Abstract

Introduction: An ideal anaesthetic for robotic surgery would allow for a quick induction with minimal discomfort, as well as a short operation duration, quick recovery, and minimal aftereffects. Additionally, it would enable speedy recovery. Aim: To compare the haemodynamic stability and recovery characteristics of sevoflurane with desflurane for robotic surgery. Materials and Methods: The present randomised clinical study was conducted for four years from January 2019 to January 2023 and included 60 patients undergoing elective robotic radical prostatectomy and randomised into the group receiving desflurane (Group D) and that receiving sevoflurane (Group S). All patients were monitored using the Bispectral index (BIS) monitor, in addition to standard monitoring. General anaesthesia was administered using midazolam, fentanyl, propofol, atracurium, and either desflurane or sevoflurane based on the assigned group. Throughout the surgery, patients’ haemodynamic stability was monitored, and vital signs were recorded at induction, intubation, after assuming the Trendelenburg position, and at 30-minute intervals, until extubation. The inhalational agent was turned off at skin closure, and the time to spontaneous eye opening (T1), time to extubation (T2), and time to verbal response (T3) were noted. After the verbal response, patients were assessed based on the Modified Aldrete Score (MAS) with a threshold of ≥9. Pulse rate, blood pressure, BIS, and MAS were recorded during this time period.

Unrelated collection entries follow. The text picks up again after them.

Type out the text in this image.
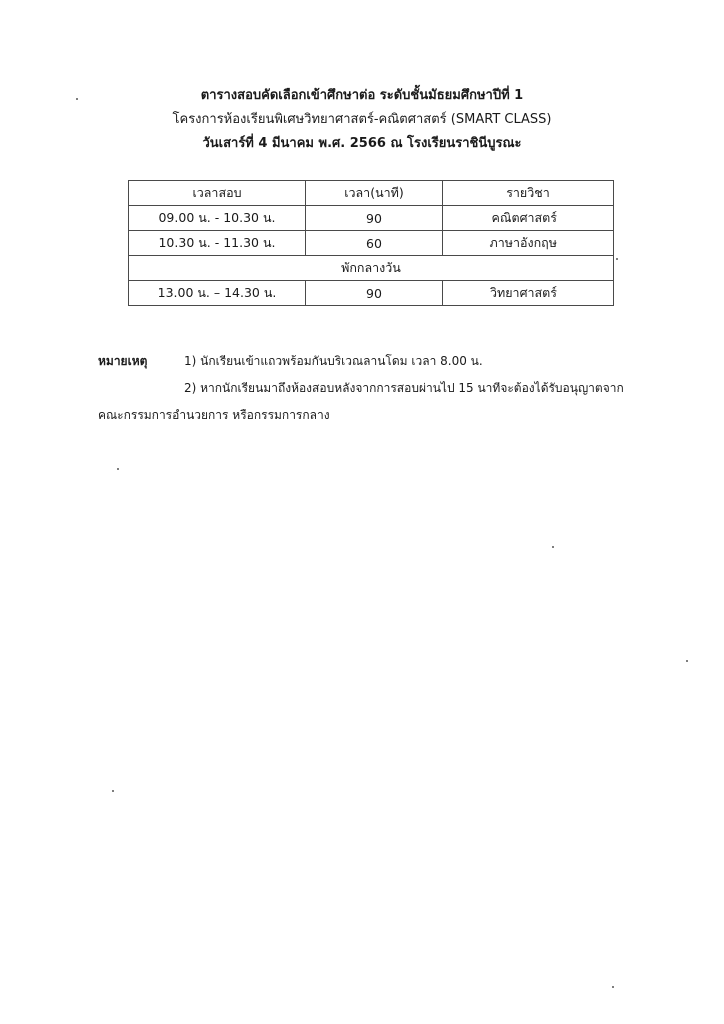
ตารางสอบคัดเลือกเข้าศึกษาต่อ ระดับชั้นมัธยมศึกษาปีที่ 1
โครงการห้องเรียนพิเศษวิทยาศาสตร์-คณิตศาสตร์ (SMART CLASS)
วันเสาร์ที่ 4 มีนาคม พ.ศ. 2566 ณ โรงเรียนราชินีบูรณะ
เวลาสอบ	เวลา(นาที)	รายวิชา
09.00 น. - 10.30 น.	90	คณิตศาสตร์
10.30 น. - 11.30 น.	60	ภาษาอังกฤษ
พักกลางวัน		
13.00 น. – 14.30 น.	90	วิทยาศาสตร์
หมายเหตุ	1) นักเรียนเข้าแถวพร้อมกันบริเวณลานโดม เวลา 8.00 น.
2) หากนักเรียนมาถึงห้องสอบหลังจากการสอบผ่านไป 15 นาทีจะต้องได้รับอนุญาตจาก
คณะกรรมการอำนวยการ หรือกรรมการกลาง
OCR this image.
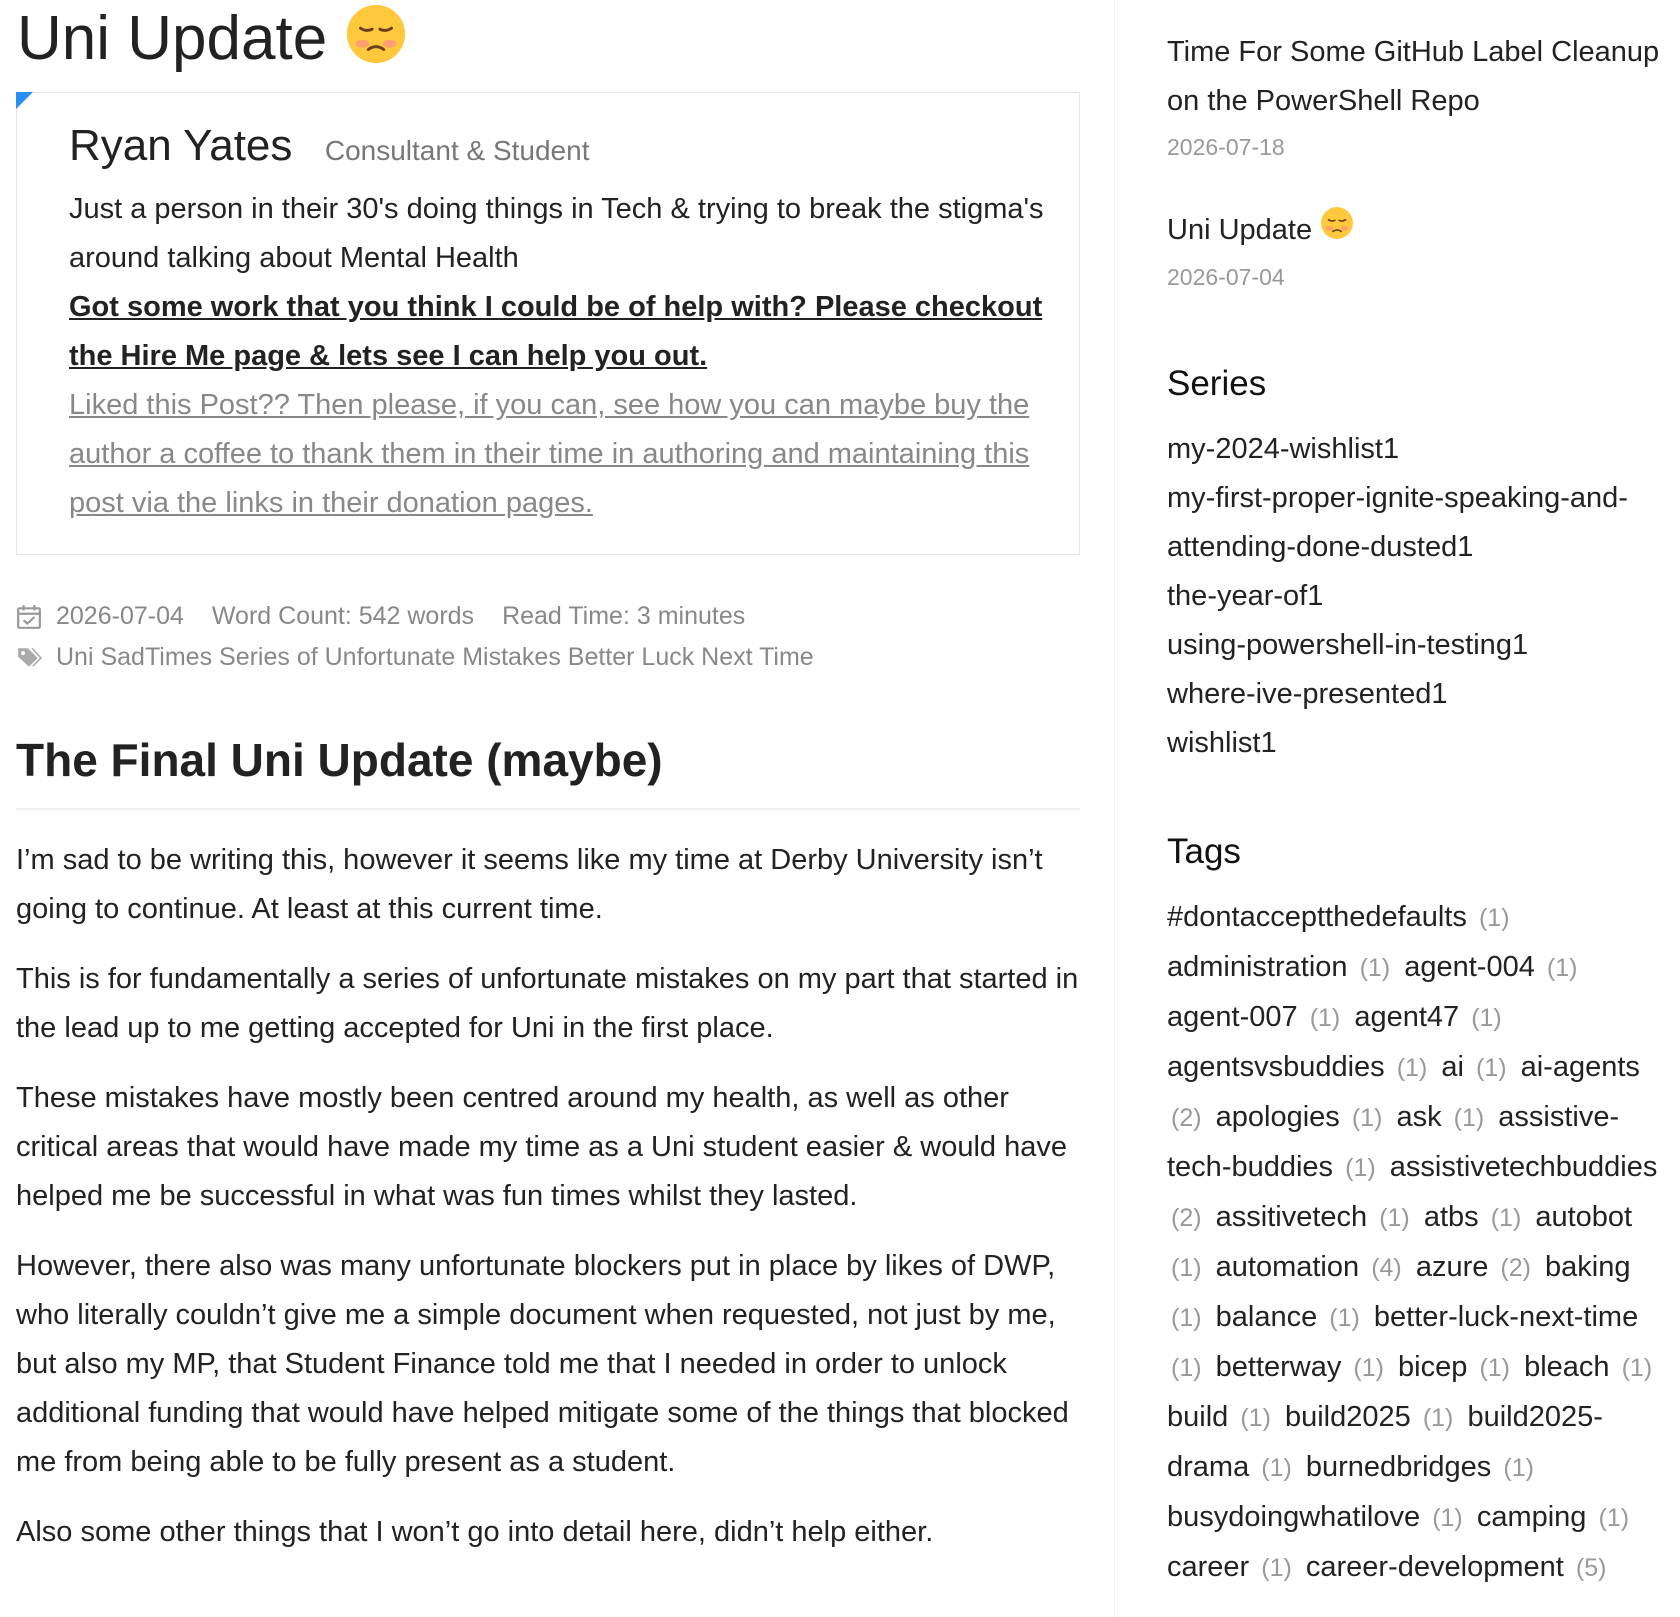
Uni Update
Ryan Yates Consultant & Student

Just a person in their 30's doing things in Tech & trying to break the stigma's around talking about Mental Health

Got some work that you think I could be of help with? Please checkout the Hire Me page & lets see I can help you out.

Liked this Post?? Then please, if you can, see how you can maybe buy the author a coffee to thank them in their time in authoring and maintaining this post via the links in their donation pages.

2026-07-04 Word Count: 542 words Read Time: 3 minutes
Uni SadTimes Series of Unfortunate Mistakes Better Luck Next Time
The Final Uni Update (maybe)

I’m sad to be writing this, however it seems like my time at Derby University isn’t going to continue. At least at this current time.

This is for fundamentally a series of unfortunate mistakes on my part that started in the lead up to me getting accepted for Uni in the first place.

These mistakes have mostly been centred around my health, as well as other critical areas that would have made my time as a Uni student easier & would have helped me be successful in what was fun times whilst they lasted.

However, there also was many unfortunate blockers put in place by likes of DWP, who literally couldn’t give me a simple document when requested, not just by me, but also my MP, that Student Finance told me that I needed in order to unlock additional funding that would have helped mitigate some of the things that blocked me from being able to be fully present as a student.

Also some other things that I won’t go into detail here, didn’t help either.

Time For Some GitHub Label Cleanup on the PowerShell Repo
2026-07-18
Uni Update
2026-07-04
Series
my-2024-wishlist1
my-first-proper-ignite-speaking-and-attending-done-dusted1
the-year-of1
using-powershell-in-testing1
where-ive-presented1
wishlist1
Tags
#dontacceptthedefaults (1) administration (1) agent-004 (1) agent-007 (1) agent47 (1) agentsvsbuddies (1) ai (1) ai-agents (2) apologies (1) ask (1) assistive-tech-buddies (1) assistivetechbuddies (2) assitivetech (1) atbs (1) autobot (1) automation (4) azure (2) baking (1) balance (1) better-luck-next-time (1) betterway (1) bicep (1) bleach (1) build (1) build2025 (1) build2025-drama (1) burnedbridges (1) busydoingwhatilove (1) camping (1) career (1) career-development (5)
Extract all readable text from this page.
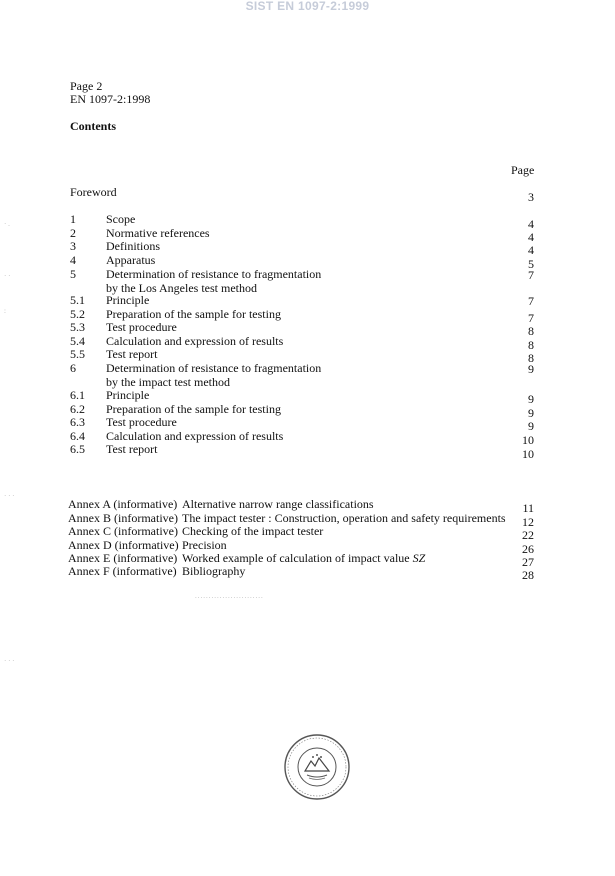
SIST EN 1097-2:1999
Page 2
EN 1097-2:1998
Contents
Page
Foreword	3
1	Scope	4
2	Normative references	4
3	Definitions	4
4	Apparatus	5
5	Determination of resistance to fragmentation
by the Los Angeles test method
7
5.1 Principle	7
5.2 Preparation of the sample for testing	7
5.3 Test procedure	8
5.4 Calculation and expression of results	8
5.5 Test report	8
6	Determination of resistance to fragmentation
by the impact test method
9
6.1 Principle	9
6.2 Preparation of the sample for testing	9
6.3 Test procedure	9
6.4 Calculation and expression of results	10
6.5 Test report	10
Annex A (informative) Alternative narrow range classifications	11
Annex B (informative) The impact tester : Construction, operation and safety requirements 12
Annex C (informative) Checking of the impact tester	22
Annex D (informative) Precision	26
Annex E (informative) Worked example of calculation of impact value SZ	27
Annex F (informative) Bibliography	28
· .
· ·
:
· · ·
· · ·
.........................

Data was presented as mean, frequency, and percentage. MAS comparison among the study groups was assessed using the Chi-square test. Demographic, haemodynamic, and BIS variables were compared using paired t-tests. Results: The mean age of patients in group S was 67.67±6.07 years, while in group D, it was 65.17±6.69 years. The time required for extubation after turning off the agent was significantly shorter in group-D compared to group-S, with a mean of 16.07±13.00 minutes in group-D and 21.71±9.07 minutes in group-S (p-value=0.0001). The percentage of patients achieving MAS >9 at five minutes was significantly higher in group D. Additionally, the use of both agents was not associated with any major complications. Conclusion: Desflurane as the inhalational agent ensures faster recovery in the early postoperative period and minimal changes in haemodynamic parameters compared to sevoflurane. However, sevoflurane has fewer complications compared to desflurane.